Lecture du vendredi 5 décembre 2025
REPUBLIQUE FRANCAISE

AU NOM DU PEUPLE FRANCAIS



Vu la procédure suivante :

Par une requête, un mémoire en réplique et un nouveau mémoire, enregistrés les 3 et 21 novembre 2025 au secrétariat du contentieux du Conseil d'Etat, le Syndicat des moniteurs professionnels de glisses aérotractées et l'Association française de kite et de wing demandent au juge des référés du Conseil d'Etat, statuant sur le fondement de l'article L. 521-1 du code de justice administrative :

1°) de suspendre l'exécution de l'arrêté du 7 août 2025 de la ministre des sports, de la jeunesse et de la vie associative portant création de la mention " activités de glisse aérotractée et disciplines associées " du brevet professionnel de la jeunesse, de l'éducation populaire et du sport, spécialité " éducateur sportif " ;

2°) de mettre à la charge de l'Etat la somme de 1 500 euros à leur verser à chacune, au titre de l'article L. 761-1 du code de justice administrative.



Ils soutiennent que :
- la condition d'urgence est satisfaite compte tenu des risques pour les élèves et les tiers d'un exercice professionnel en mer de moniteurs stagiaires insuffisamment qualifiés et encadrés ;
- il existe un doute sérieux quant à la légalité de l'arrêté contesté ;
- cet arrêté est entaché d'une erreur manifeste d'appréciation et d'une erreur de droit en ce qu'il autorise les moniteurs stagiaires à sortir en mer avec des élèves débutants sans la présence de leur tuteur, en méconnaissance des exigences de sécurité et des dispositions des articles R. 212-4, R. 212-7 et R. 212-10-20 du code du sport ;
- il est entaché d'une erreur manifeste d'appréciation en ce que son article 4 relatif aux exigences préalables à l'entrée en formation prévoit la possibilité d'évaluer le candidat sur une partie seulement des capacités techniques requises ;
- il est entaché d'une erreur manifeste d'appréciation et d'une erreur de droit en ce que son article 9 relatif à la validation des acquis de l'expérience prévoit la possibilité, pour justifier de la maîtrise technique attendue pour la validation du bloc de compétences 3, d'évaluer le candidat sur une épreuve tirée au sort consistant à piloter un bateau tracteur, sans aucune démonstration en kitefoil ni en wingfoil.

Par un mémoire en défense et un nouveau mémoire, enregistrés le 19 novembre 2025, la ministre des sports, de la jeunesse et de la vie associative conclut au rejet de la requête.

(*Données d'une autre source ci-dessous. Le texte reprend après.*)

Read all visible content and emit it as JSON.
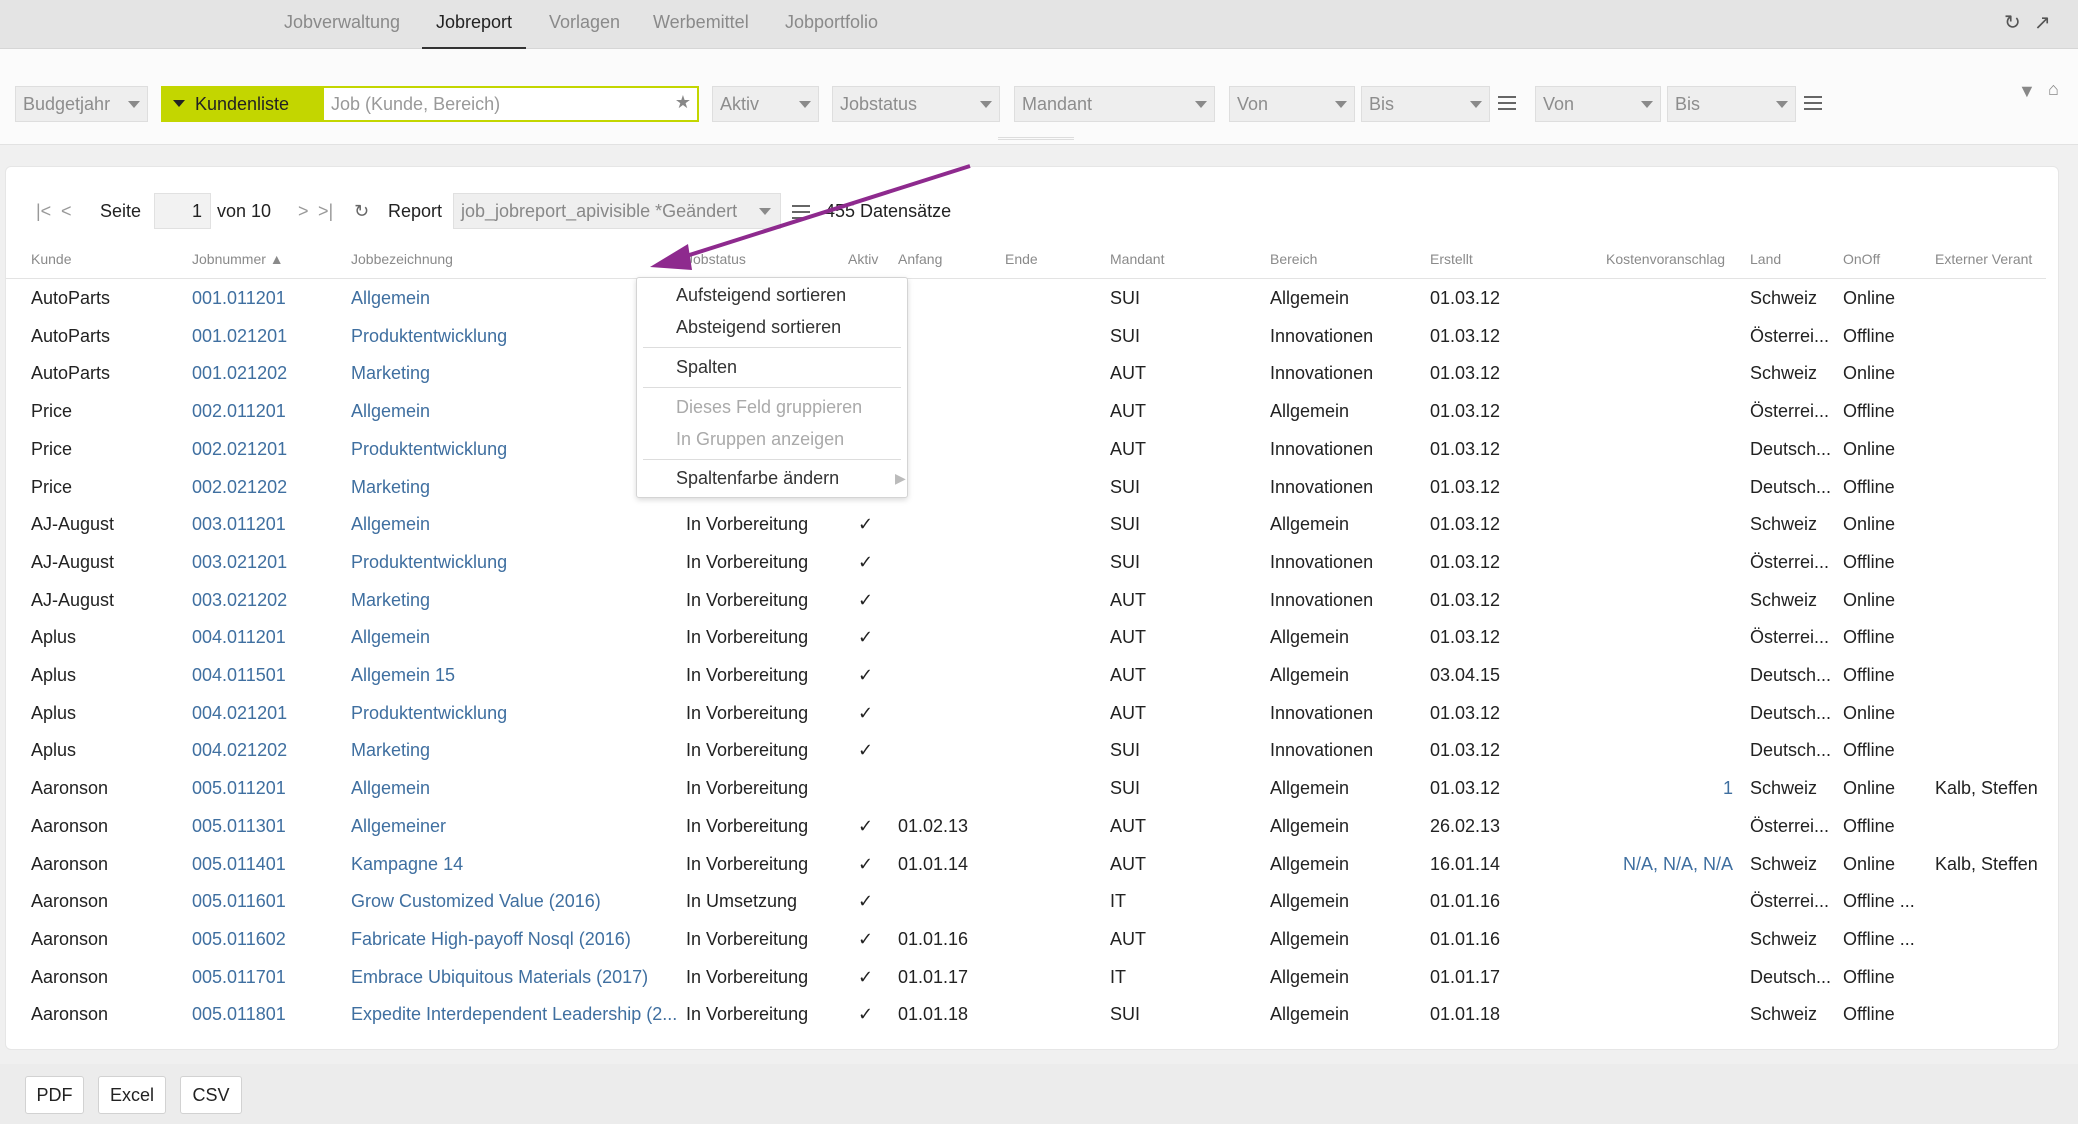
{
  "nav": {
    "tabs": [
      {
        "label": "Jobverwaltung"
      },
      {
        "label": "Jobreport"
      },
      {
        "label": "Vorlagen"
      },
      {
        "label": "Werbemittel"
      },
      {
        "label": "Jobportfolio"
      }
    ],
    "active": "Jobreport"
  },
  "filters": {
    "budgetjahr": "Budgetjahr",
    "kundenliste": "Kundenliste",
    "job_placeholder": "Job (Kunde, Bereich)",
    "aktiv": "Aktiv",
    "jobstatus": "Jobstatus",
    "mandant": "Mandant",
    "von1": "Von",
    "bis1": "Bis",
    "von2": "Von",
    "bis2": "Bis"
  },
  "pager": {
    "seite_label": "Seite",
    "page": "1",
    "von_label": "von 10",
    "report_label": "Report",
    "report_value": "job_jobreport_apivisible *Geändert",
    "count_label": "455 Datensätze"
  },
  "columns": [
    "Kunde",
    "Jobnummer ▲",
    "Jobbezeichnung",
    "Jobstatus",
    "Aktiv",
    "Anfang",
    "Ende",
    "Mandant",
    "Bereich",
    "Erstellt",
    "Kostenvoranschlag",
    "Land",
    "OnOff",
    "Externer Verant"
  ],
  "rows": [
    {
      "kunde": "AutoParts",
      "nr": "001.011201",
      "bez": "Allgemein",
      "status": "",
      "aktiv": "",
      "anfang": "",
      "mandant": "SUI",
      "bereich": "Allgemein",
      "erstellt": "01.03.12",
      "kv": "",
      "land": "Schweiz",
      "onoff": "Online",
      "ext": ""
    },
    {
      "kunde": "AutoParts",
      "nr": "001.021201",
      "bez": "Produktentwicklung",
      "status": "",
      "aktiv": "",
      "anfang": "",
      "mandant": "SUI",
      "bereich": "Innovationen",
      "erstellt": "01.03.12",
      "kv": "",
      "land": "Österrei...",
      "onoff": "Offline",
      "ext": ""
    },
    {
      "kunde": "AutoParts",
      "nr": "001.021202",
      "bez": "Marketing",
      "status": "",
      "aktiv": "",
      "anfang": "",
      "mandant": "AUT",
      "bereich": "Innovationen",
      "erstellt": "01.03.12",
      "kv": "",
      "land": "Schweiz",
      "onoff": "Online",
      "ext": ""
    },
    {
      "kunde": "Price",
      "nr": "002.011201",
      "bez": "Allgemein",
      "status": "",
      "aktiv": "",
      "anfang": "",
      "mandant": "AUT",
      "bereich": "Allgemein",
      "erstellt": "01.03.12",
      "kv": "",
      "land": "Österrei...",
      "onoff": "Offline",
      "ext": ""
    },
    {
      "kunde": "Price",
      "nr": "002.021201",
      "bez": "Produktentwicklung",
      "status": "",
      "aktiv": "",
      "anfang": "",
      "mandant": "AUT",
      "bereich": "Innovationen",
      "erstellt": "01.03.12",
      "kv": "",
      "land": "Deutsch...",
      "onoff": "Online",
      "ext": ""
    },
    {
      "kunde": "Price",
      "nr": "002.021202",
      "bez": "Marketing",
      "status": "",
      "aktiv": "",
      "anfang": "",
      "mandant": "SUI",
      "bereich": "Innovationen",
      "erstellt": "01.03.12",
      "kv": "",
      "land": "Deutsch...",
      "onoff": "Offline",
      "ext": ""
    },
    {
      "kunde": "AJ-August",
      "nr": "003.011201",
      "bez": "Allgemein",
      "status": "In Vorbereitung",
      "aktiv": "✓",
      "anfang": "",
      "mandant": "SUI",
      "bereich": "Allgemein",
      "erstellt": "01.03.12",
      "kv": "",
      "land": "Schweiz",
      "onoff": "Online",
      "ext": ""
    },
    {
      "kunde": "AJ-August",
      "nr": "003.021201",
      "bez": "Produktentwicklung",
      "status": "In Vorbereitung",
      "aktiv": "✓",
      "anfang": "",
      "mandant": "SUI",
      "bereich": "Innovationen",
      "erstellt": "01.03.12",
      "kv": "",
      "land": "Österrei...",
      "onoff": "Offline",
      "ext": ""
    },
    {
      "kunde": "AJ-August",
      "nr": "003.021202",
      "bez": "Marketing",
      "status": "In Vorbereitung",
      "aktiv": "✓",
      "anfang": "",
      "mandant": "AUT",
      "bereich": "Innovationen",
      "erstellt": "01.03.12",
      "kv": "",
      "land": "Schweiz",
      "onoff": "Online",
      "ext": ""
    },
    {
      "kunde": "Aplus",
      "nr": "004.011201",
      "bez": "Allgemein",
      "status": "In Vorbereitung",
      "aktiv": "✓",
      "anfang": "",
      "mandant": "AUT",
      "bereich": "Allgemein",
      "erstellt": "01.03.12",
      "kv": "",
      "land": "Österrei...",
      "onoff": "Offline",
      "ext": ""
    },
    {
      "kunde": "Aplus",
      "nr": "004.011501",
      "bez": "Allgemein 15",
      "status": "In Vorbereitung",
      "aktiv": "✓",
      "anfang": "",
      "mandant": "AUT",
      "bereich": "Allgemein",
      "erstellt": "03.04.15",
      "kv": "",
      "land": "Deutsch...",
      "onoff": "Offline",
      "ext": ""
    },
    {
      "kunde": "Aplus",
      "nr": "004.021201",
      "bez": "Produktentwicklung",
      "status": "In Vorbereitung",
      "aktiv": "✓",
      "anfang": "",
      "mandant": "AUT",
      "bereich": "Innovationen",
      "erstellt": "01.03.12",
      "kv": "",
      "land": "Deutsch...",
      "onoff": "Online",
      "ext": ""
    },
    {
      "kunde": "Aplus",
      "nr": "004.021202",
      "bez": "Marketing",
      "status": "In Vorbereitung",
      "aktiv": "✓",
      "anfang": "",
      "mandant": "SUI",
      "bereich": "Innovationen",
      "erstellt": "01.03.12",
      "kv": "",
      "land": "Deutsch...",
      "onoff": "Offline",
      "ext": ""
    },
    {
      "kunde": "Aaronson",
      "nr": "005.011201",
      "bez": "Allgemein",
      "status": "In Vorbereitung",
      "aktiv": "",
      "anfang": "",
      "mandant": "SUI",
      "bereich": "Allgemein",
      "erstellt": "01.03.12",
      "kv": "1",
      "land": "Schweiz",
      "onoff": "Online",
      "ext": "Kalb, Steffen"
    },
    {
      "kunde": "Aaronson",
      "nr": "005.011301",
      "bez": "Allgemeiner",
      "status": "In Vorbereitung",
      "aktiv": "✓",
      "anfang": "01.02.13",
      "mandant": "AUT",
      "bereich": "Allgemein",
      "erstellt": "26.02.13",
      "kv": "",
      "land": "Österrei...",
      "onoff": "Offline",
      "ext": ""
    },
    {
      "kunde": "Aaronson",
      "nr": "005.011401",
      "bez": "Kampagne 14",
      "status": "In Vorbereitung",
      "aktiv": "✓",
      "anfang": "01.01.14",
      "mandant": "AUT",
      "bereich": "Allgemein",
      "erstellt": "16.01.14",
      "kv": "N/A, N/A, N/A",
      "land": "Schweiz",
      "onoff": "Online",
      "ext": "Kalb, Steffen"
    },
    {
      "kunde": "Aaronson",
      "nr": "005.011601",
      "bez": "Grow Customized Value (2016)",
      "status": "In Umsetzung",
      "aktiv": "✓",
      "anfang": "",
      "mandant": "IT",
      "bereich": "Allgemein",
      "erstellt": "01.01.16",
      "kv": "",
      "land": "Österrei...",
      "onoff": "Offline ...",
      "ext": ""
    },
    {
      "kunde": "Aaronson",
      "nr": "005.011602",
      "bez": "Fabricate High-payoff Nosql (2016)",
      "status": "In Vorbereitung",
      "aktiv": "✓",
      "anfang": "01.01.16",
      "mandant": "AUT",
      "bereich": "Allgemein",
      "erstellt": "01.01.16",
      "kv": "",
      "land": "Schweiz",
      "onoff": "Offline ...",
      "ext": ""
    },
    {
      "kunde": "Aaronson",
      "nr": "005.011701",
      "bez": "Embrace Ubiquitous Materials (2017)",
      "status": "In Vorbereitung",
      "aktiv": "✓",
      "anfang": "01.01.17",
      "mandant": "IT",
      "bereich": "Allgemein",
      "erstellt": "01.01.17",
      "kv": "",
      "land": "Deutsch...",
      "onoff": "Offline",
      "ext": ""
    },
    {
      "kunde": "Aaronson",
      "nr": "005.011801",
      "bez": "Expedite Interdependent Leadership (2...",
      "status": "In Vorbereitung",
      "aktiv": "✓",
      "anfang": "01.01.18",
      "mandant": "SUI",
      "bereich": "Allgemein",
      "erstellt": "01.01.18",
      "kv": "",
      "land": "Schweiz",
      "onoff": "Offline",
      "ext": ""
    }
  ],
  "menu": {
    "asc": "Aufsteigend sortieren",
    "desc": "Absteigend sortieren",
    "spalten": "Spalten",
    "group": "Dieses Feld gruppieren",
    "ingroups": "In Gruppen anzeigen",
    "color": "Spaltenfarbe ändern"
  },
  "export": {
    "pdf": "PDF",
    "excel": "Excel",
    "csv": "CSV"
  },
  "colors": {
    "accent": "#c3d600",
    "link": "#3f6fa0",
    "annotation": "#8e2a8e"
  }
}
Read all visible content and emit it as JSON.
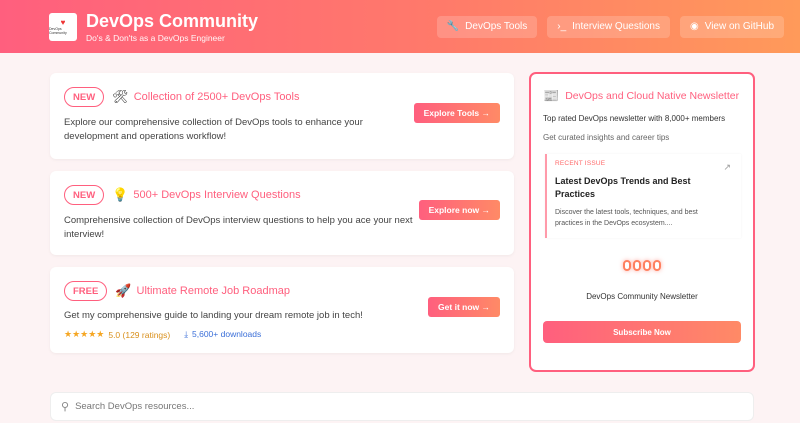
{
  "header": {
    "title": "DevOps Community",
    "subtitle": "Do's & Don'ts as a DevOps Engineer",
    "logo_text": "DevOps Community",
    "nav": [
      {
        "label": "DevOps Tools",
        "icon": "wrench-icon"
      },
      {
        "label": "Interview Questions",
        "icon": "terminal-icon"
      },
      {
        "label": "View on GitHub",
        "icon": "github-icon"
      }
    ]
  },
  "cards": [
    {
      "badge": "NEW",
      "icon": "tools-icon",
      "title": "Collection of 2500+ DevOps Tools",
      "desc": "Explore our comprehensive collection of DevOps tools to enhance your development and operations workflow!",
      "cta": "Explore Tools →"
    },
    {
      "badge": "NEW",
      "icon": "lightbulb-icon",
      "title": "500+ DevOps Interview Questions",
      "desc": "Comprehensive collection of DevOps interview questions to help you ace your next interview!",
      "cta": "Explore now →"
    },
    {
      "badge": "FREE",
      "icon": "rocket-icon",
      "title": "Ultimate Remote Job Roadmap",
      "desc": "Get my comprehensive guide to landing your dream remote job in tech!",
      "cta": "Get it now →",
      "rating": {
        "stars": 5,
        "text": "5.0 (129 ratings)"
      },
      "downloads": "5,600+ downloads"
    }
  ],
  "newsletter": {
    "title": "DevOps and Cloud Native Newsletter",
    "top": "Top rated DevOps newsletter with 8,000+ members",
    "sub": "Get curated insights and career tips",
    "issue": {
      "label": "RECENT ISSUE",
      "title": "Latest DevOps Trends and Best Practices",
      "desc": "Discover the latest tools, techniques, and best practices in the DevOps ecosystem...."
    },
    "name": "DevOps Community Newsletter",
    "subscribe": "Subscribe Now"
  },
  "search": {
    "placeholder": "Search DevOps resources..."
  },
  "colors": {
    "accent": "#ff5f7e",
    "accent2": "#ff9a5a",
    "star": "#f5a623",
    "link": "#3b6fd8"
  }
}
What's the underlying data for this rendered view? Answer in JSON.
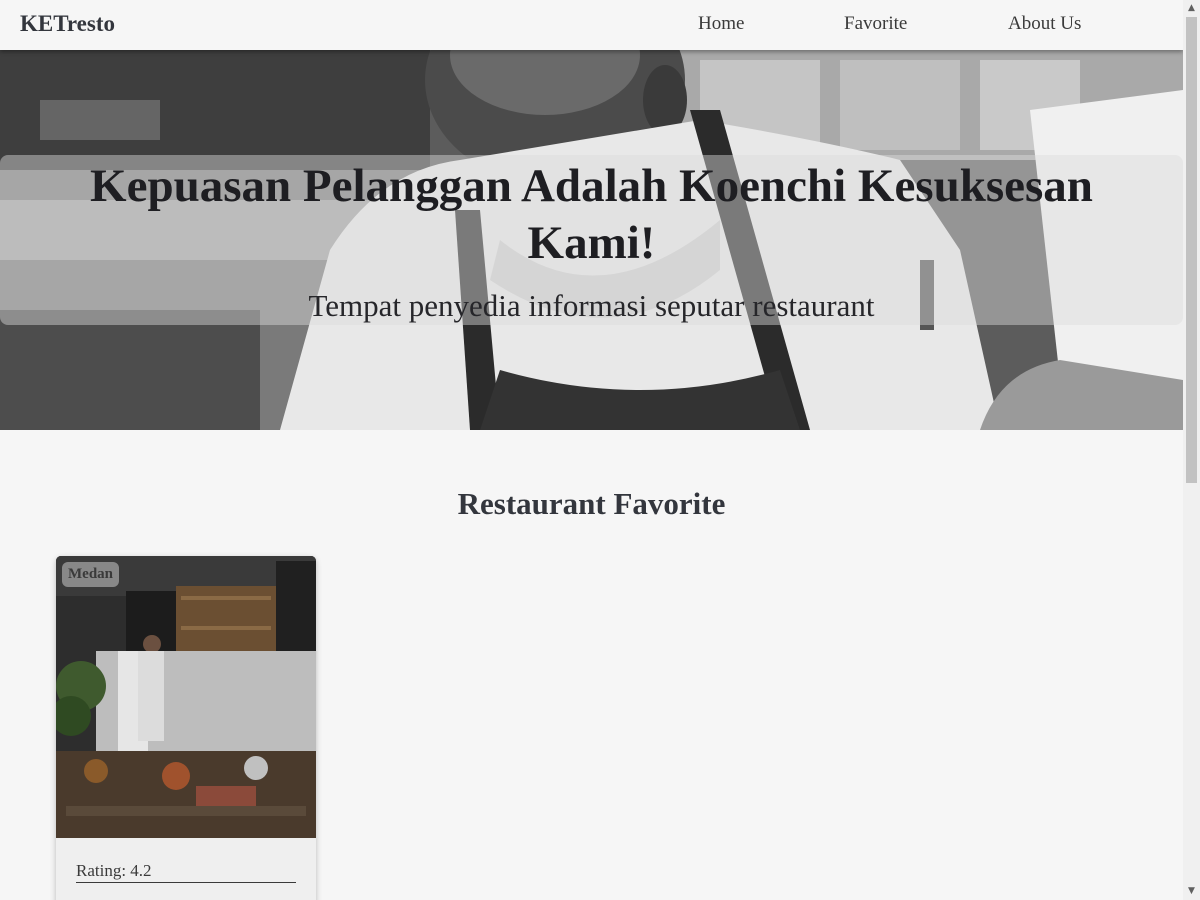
{
  "app_bar": {
    "brand": "KETresto",
    "nav": [
      {
        "label": "Home"
      },
      {
        "label": "Favorite"
      },
      {
        "label": "About Us"
      }
    ]
  },
  "hero": {
    "title": "Kepuasan Pelanggan Adalah Koenchi Kesuksesan Kami!",
    "tagline": "Tempat penyedia informasi seputar restaurant"
  },
  "main": {
    "section_title": "Restaurant Favorite",
    "restaurants": [
      {
        "city": "Medan",
        "rating_text": "Rating: 4.2"
      }
    ]
  },
  "scrollbar": {
    "up_icon": "▲",
    "down_icon": "▼"
  },
  "colors": {
    "background": "#f6f6f6",
    "text": "#33363d",
    "card": "#efefef"
  }
}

Elle soutient que la condition d'urgence n'est pas satisfaite et que les moyens soulevés ne sont pas fondés.




Après avoir convoqué à une audience publique, d'une part, le Syndicat des moniteurs professionnels de glisses aérotractées et l'Association française de kite et de wing et, d'autre part, la ministre des sports, de la jeunesse et de la vie associative ;

Ont été entendus lors de l'audience publique du 24 novembre 2025, à 11 heures :

- Me Bouniol-Brochier, avocate au Conseil d'Etat et à la Cour de cassation, avocate du Syndicat des moniteurs professionnels de glisses aérotractées et autre ;

- les représentants de la ministre des sports, de la jeunesse et de la vie associative ;

à l'issue de laquelle la juge des référés a fixé la clôture de l'instruction au jeudi 27 novembre à 15h, puis au vendredi 28 novembre à midi ;

Vu le mémoire, enregistré le 26 novembre 2025, par lequel les associations requérantes maintiennent leurs conclusions par les mêmes moyens ;

Vu le mémoire, enregistré le 27 novembre 2025, par lequel la ministre des sports, de la jeunesse et de la vie associative maintient ses conclusions ;


Vu les autres pièces du dossier ;

Vu :
- le code du sport ;
- le code de justice administrative ;




Considérant ce qui suit :

1. Aux termes de l'article L. 521-1 du code de justice administrative : " Quand une décision administrative, même de rejet, fait l'objet d'une requête en annulation ou en réformation, le juge des référés, saisi d'une demande en ce sens, peut ordonner la suspension de l'exécution de cette décision, ou de certains de ses effets, lorsque l'urgence le justifie et qu'il est fait état d'un moyen propre à créer, en l'état de l'instruction, un doute sérieux quant à la légalité de la décision ".

2. L'urgence justifie que soit prononcée la suspension d'un acte administratif lorsque l'exécution de celui-ci porte atteinte, de manière suffisamment grave et immédiate, à un intérêt public, à la situation du requérant ou aux intérêts qu'il entend défendre. Il appartient au juge des référés d'apprécier concrètement, compte tenu des justifications fournies par le requérant, si les effets de l'acte litigieux sont de nature à caractériser une urgence justifiant que, sans attendre le jugement de la requête au fond, l'exécution de la décision soit suspendue. L'urgence doit être appréciée objectivement et compte tenu de l'ensemble des circonstances de l'espèce.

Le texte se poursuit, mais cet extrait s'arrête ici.